Counterfactuals As a Means for Evaluating Faithfulness of Attribution Methods in Autoregressive Language Models
This addresses a problem for researchers and practitioners in explainable AI by providing a more accurate evaluation method, though it is incremental as it builds on existing faithfulness evaluation approaches.
The paper tackles the challenge of evaluating the faithfulness of attribution methods in autoregressive language models by proposing a technique that uses counterfactual generation to create fluent, in-distribution inputs, making the evaluation more reliable.

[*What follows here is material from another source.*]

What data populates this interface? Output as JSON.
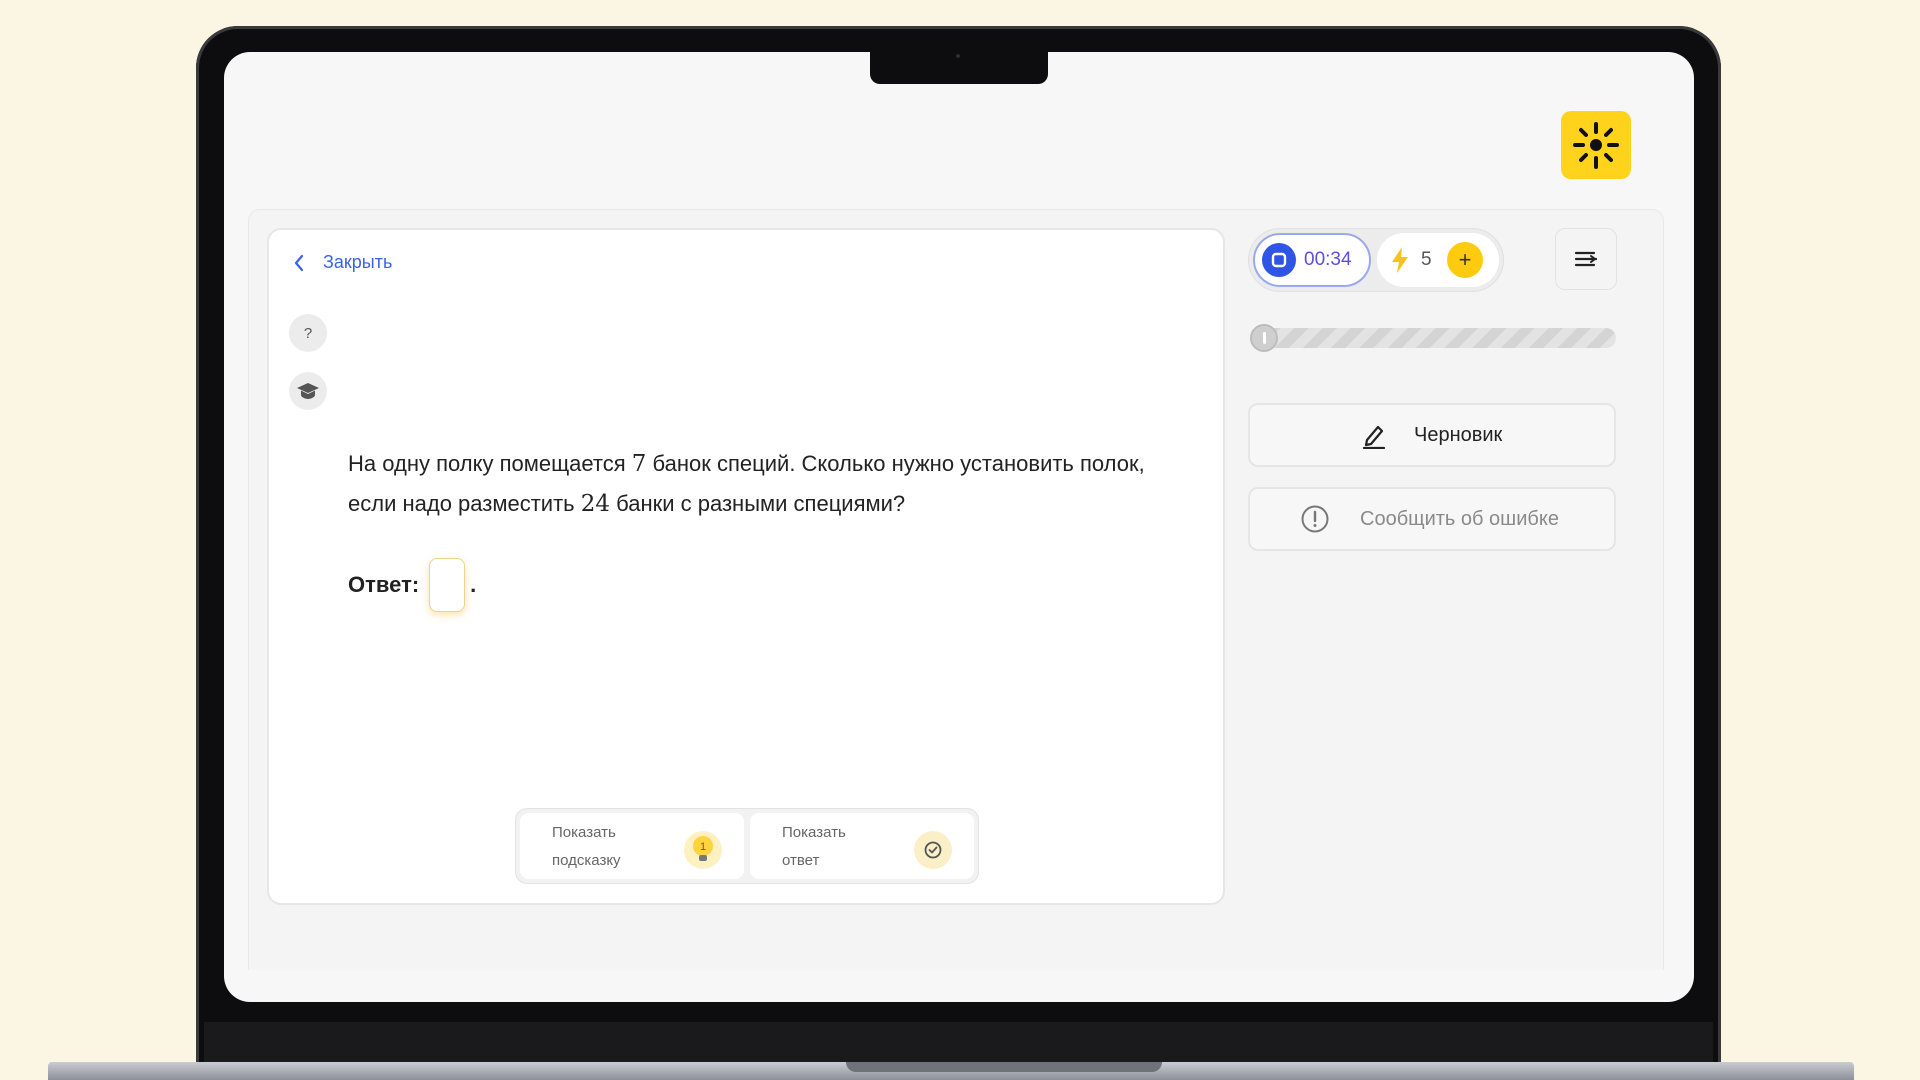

Despite the widespread adoption of autoregressive language models, explainability evaluation research has predominantly focused on span infilling and masked language models. Evaluating the faithfulness of an explanation method -- how accurately it explains the inner workings and decision-making of the model -- is challenging because it is difficult to separate the model from its explanation. Most faithfulness evaluation techniques corrupt or remove input tokens deemed important by a particular attribution (feature importance) method and observe the resulting change in the model's output. However, for autoregressive language models, this approach creates out-of-distribution inputs due to their next-token prediction training objective. In this study, we propose a technique that leverages counterfactual generation to evaluate the faithfulness of attribution methods for autoregressive language models. Our technique generates fluent, in-distribution counterfactuals, making the evaluation protocol more reliable.